L'«autoforgerie»

L'amateurisme qui caractérise cette commission depuis le début devient de plus en plus gênant.

Commission Bastarache



Ce n'est pas d'hier qu'on a recours aux experts en écriture pour vérifier ou invalider un témoignage. C'est sur la seule base d'une expertise graphologique que le capitaine Alfred Dreyfus avait été déclaré coupable de haute trahison, alors qu'il était parfaitement innocent.
En 1894, une espionne française travestie en femme de ménage avait découvert, dans une corbeille à papiers de l'ambassade de l'Allemagne à Paris, un bordereau qui contenait des renseignements hautement confidentiels de l'armée française. Une ressemblance avait été établie entre l'écriture apparaissant sur le bordereau et celle du jeune capitaine de l'état-major.

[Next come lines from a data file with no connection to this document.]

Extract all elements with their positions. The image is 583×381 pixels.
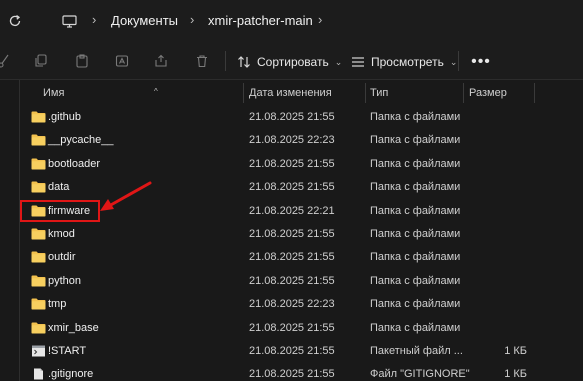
file-name: data: [48, 181, 70, 194]
share-icon[interactable]: [153, 53, 169, 69]
file-row[interactable]: .github 21.08.2025 21:55 Папка с файлами: [20, 106, 583, 129]
file-row[interactable]: .gitignore 21.08.2025 21:55 Файл "GITIGNOR…: [20, 363, 583, 381]
file-name: .gitignore: [48, 368, 94, 381]
command-bar: Сортировать ⌄ Просмотреть ⌄ •••: [0, 42, 583, 80]
column-divider[interactable]: [365, 83, 366, 103]
file-row[interactable]: outdir 21.08.2025 21:55 Папка с файлами: [20, 246, 583, 269]
file-row[interactable]: !START 21.08.2025 21:55 Пакетный файл ... 1…: [20, 340, 583, 363]
batch-file-icon: [31, 345, 46, 357]
folder-icon: [31, 181, 46, 193]
file-date: 21.08.2025 21:55: [249, 181, 335, 194]
address-bar: › Документы › xmir-patcher-main ›: [0, 0, 583, 42]
file-row[interactable]: kmod 21.08.2025 21:55 Папка с файлами: [20, 223, 583, 246]
file-name: __pycache__: [48, 134, 114, 147]
chevron-down-icon: ⌄: [449, 56, 458, 67]
file-icon: [31, 368, 46, 380]
file-name: tmp: [48, 298, 67, 311]
chevron-right-icon[interactable]: ›: [190, 12, 194, 27]
more-options-button[interactable]: •••: [471, 52, 491, 72]
cut-icon[interactable]: [0, 53, 12, 69]
file-type: Папка с файлами: [370, 321, 461, 334]
file-type: Папка с файлами: [370, 251, 461, 264]
folder-icon: [31, 134, 46, 146]
file-size: 1 КБ: [504, 368, 527, 381]
file-row[interactable]: xmir_base 21.08.2025 21:55 Папка с файлами: [20, 317, 583, 340]
column-size[interactable]: Размер: [469, 87, 507, 99]
file-name: .github: [48, 111, 82, 123]
file-name: kmod: [48, 228, 75, 240]
file-date: 21.08.2025 22:23: [249, 134, 335, 147]
file-type: Папка с файлами: [370, 298, 461, 311]
view-label: Просмотреть: [371, 55, 444, 69]
file-date: 21.08.2025 21:55: [249, 368, 335, 381]
file-date: 21.08.2025 21:55: [249, 321, 335, 334]
vertical-scrollbar[interactable]: [577, 80, 583, 381]
folder-icon: [31, 275, 46, 287]
file-date: 21.08.2025 22:21: [249, 204, 335, 217]
sort-label: Сортировать: [257, 55, 329, 69]
file-date: 21.08.2025 21:55: [249, 157, 335, 170]
paste-icon[interactable]: [74, 53, 90, 69]
column-type[interactable]: Тип: [370, 87, 388, 99]
column-name[interactable]: Имя: [43, 87, 64, 99]
file-row[interactable]: bootloader 21.08.2025 21:55 Папка с файлам…: [20, 153, 583, 176]
copy-icon[interactable]: [33, 53, 49, 69]
file-size: 1 КБ: [504, 345, 527, 357]
column-divider[interactable]: [243, 83, 244, 103]
annotation-arrow: [100, 181, 152, 211]
file-type: Папка с файлами: [370, 204, 461, 217]
file-date: 21.08.2025 22:23: [249, 298, 335, 311]
breadcrumb-documents[interactable]: Документы: [111, 13, 178, 28]
file-date: 21.08.2025 21:55: [249, 228, 335, 240]
chevron-right-icon[interactable]: ›: [92, 12, 96, 27]
folder-icon: [31, 111, 46, 123]
folder-icon: [31, 158, 46, 170]
file-name: outdir: [48, 251, 76, 264]
toolbar-divider: [225, 51, 226, 71]
file-type: Пакетный файл ...: [370, 345, 463, 357]
file-type: Папка с файлами: [370, 228, 461, 240]
file-list-pane: ^ Имя Дата изменения Тип Размер .github 2…: [0, 80, 583, 381]
file-row[interactable]: tmp 21.08.2025 22:23 Папка с файлами: [20, 293, 583, 316]
file-name: bootloader: [48, 157, 100, 170]
file-name: !START: [48, 345, 87, 357]
file-type: Папка с файлами: [370, 181, 461, 194]
folder-icon: [31, 298, 46, 310]
column-divider[interactable]: [534, 83, 535, 103]
file-type: Папка с файлами: [370, 274, 461, 287]
file-date: 21.08.2025 21:55: [249, 345, 335, 357]
folder-icon: [31, 251, 46, 263]
column-date[interactable]: Дата изменения: [249, 87, 332, 99]
file-type: Файл "GITIGNORE": [370, 368, 470, 381]
file-date: 21.08.2025 21:55: [249, 251, 335, 264]
chevron-right-icon[interactable]: ›: [318, 12, 322, 27]
column-header-row: ^ Имя Дата изменения Тип Размер: [20, 82, 583, 104]
folder-icon: [31, 322, 46, 334]
this-pc-icon[interactable]: [60, 12, 78, 30]
file-name: xmir_base: [48, 321, 99, 334]
toolbar-divider: [458, 51, 459, 71]
column-divider[interactable]: [463, 83, 464, 103]
file-type: Папка с файлами: [370, 157, 461, 170]
file-row[interactable]: __pycache__ 21.08.2025 22:23 Папка с файла…: [20, 129, 583, 152]
delete-icon[interactable]: [194, 53, 210, 69]
highlight-box: [20, 200, 100, 222]
breadcrumb-current-folder[interactable]: xmir-patcher-main: [208, 13, 313, 28]
more-icon: •••: [471, 53, 491, 70]
chevron-down-icon: ⌄: [334, 56, 343, 67]
rename-icon[interactable]: [114, 53, 130, 69]
file-row[interactable]: python 21.08.2025 21:55 Папка с файлами: [20, 270, 583, 293]
file-type: Папка с файлами: [370, 111, 461, 123]
folder-icon: [31, 228, 46, 240]
file-date: 21.08.2025 21:55: [249, 274, 335, 287]
refresh-icon[interactable]: [6, 12, 24, 30]
view-button[interactable]: Просмотреть ⌄: [351, 52, 457, 72]
sort-icon: [237, 55, 251, 69]
file-name: python: [48, 274, 82, 287]
sort-button[interactable]: Сортировать ⌄: [237, 52, 342, 72]
file-type: Папка с файлами: [370, 134, 461, 147]
sort-ascending-icon: ^: [154, 87, 158, 96]
view-icon: [351, 56, 365, 68]
file-date: 21.08.2025 21:55: [249, 111, 335, 123]
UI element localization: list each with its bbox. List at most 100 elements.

Certaines différences entre les deux écritures divisaient toutefois les experts. Pour obtenir la condamnation souhaitée, le tribunal militaire avait conclu à un crime défini comme de l'«autoforgerie». Pour brouiller les pistes, ce coquin de Dreyfus aurait falsifié sa propre écriture! Comme le soutenaient ses défenseurs, cette thèse était de la pure foutaise, mais il a fallu des années et toute la combativité de Zola pour faire enfin éclater la vérité.
Marc Bellemare ne risque pas d'être condamné au bagne et expédié à l'île du Diable, comme ce pauvre Dreyfus, qui ne s'en est jamais remis, mais il n'en joue pas moins sa réputation dans cette histoire.

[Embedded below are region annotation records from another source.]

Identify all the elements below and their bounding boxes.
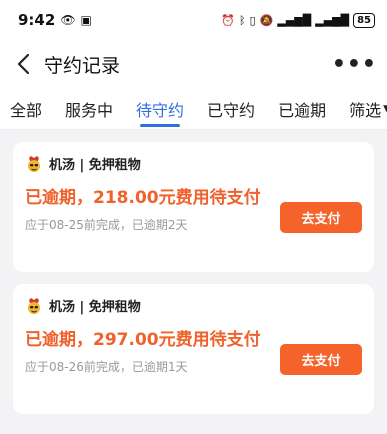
due-detail: 应于08-25前完成，已逾期2天 [25, 218, 188, 232]
tab-pending[interactable]: 待守约 [136, 88, 184, 130]
tab-all[interactable]: 全部 [10, 88, 42, 130]
overdue-status: 已逾期，218.00元费用待支付 [25, 188, 261, 208]
record-card[interactable]: 机汤 | 免押租物 已逾期，297.00元费用待支付 应于08-26前完成，已逾… [13, 284, 374, 414]
pay-button[interactable]: 去支付 [280, 344, 362, 375]
signal-icon: ▂▄▆█ [277, 13, 312, 27]
eye-icon: 👁 [60, 13, 76, 27]
back-arrow-icon[interactable] [10, 51, 36, 77]
tab-kept[interactable]: 已守约 [207, 88, 255, 130]
signal-icon-2: ▂▄▆█ [315, 13, 350, 27]
page-title: 守约记录 [44, 54, 121, 77]
pay-button[interactable]: 去支付 [280, 202, 362, 233]
merchant-name: 机汤 | 免押租物 [49, 158, 141, 173]
tab-filter[interactable]: 筛选 ▼ [349, 88, 387, 130]
tab-overdue[interactable]: 已逾期 [278, 88, 326, 130]
record-card[interactable]: 机汤 | 免押租物 已逾期，218.00元费用待支付 应于08-25前完成，已逾… [13, 142, 374, 272]
merchant-name: 机汤 | 免押租物 [49, 300, 141, 315]
tab-bar: 全部 服务中 待守约 已守约 已逾期 筛选 ▼ [0, 88, 387, 130]
nfc-icon: ▣ [80, 13, 92, 27]
battery-icon: 85 [353, 12, 375, 28]
status-time: 9:42 [18, 11, 56, 29]
filter-label: 筛选 [349, 100, 382, 120]
nav-bar: 守约记录 ••• [0, 40, 387, 88]
bluetooth-icon: ᛒ [239, 13, 246, 27]
record-list: 机汤 | 免押租物 已逾期，218.00元费用待支付 应于08-25前完成，已逾… [0, 130, 387, 414]
due-detail: 应于08-26前完成，已逾期1天 [25, 360, 188, 374]
tab-in-service[interactable]: 服务中 [65, 88, 113, 130]
alarm-icon: ⏰ [221, 13, 236, 27]
mute-icon: 🔕 [259, 13, 274, 27]
merchant-logo-icon [25, 155, 43, 173]
more-icon[interactable]: ••• [332, 52, 377, 77]
overdue-status: 已逾期，297.00元费用待支付 [25, 330, 261, 350]
status-bar: 9:42 👁 ▣ ⏰ ᛒ ▯ 🔕 ▂▄▆█ ▂▄▆█ 85 [0, 0, 387, 40]
caret-down-icon: ▼ [383, 103, 387, 114]
vibrate-icon: ▯ [249, 13, 256, 27]
merchant-logo-icon [25, 297, 43, 315]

En retenant les services d'un expert en analyse et datation de l'encre à l'Agence des services frontaliers du Canada, Luc Brazeau, la commission Bastarache a manifestement voulu refaire le coup de l'«autoforgerie», mais elle s'est plutôt «autopeluredebananisée», comme dirait Jacques Parizeau.
Pour minimiser les effets de ce coup d'épée dans l'eau, le contenu de son témoignage a fait l'objet d'une fuite préventive dans La Presse. L'amateurisme qui caractérise cette commission depuis le début devient de plus en plus gênant.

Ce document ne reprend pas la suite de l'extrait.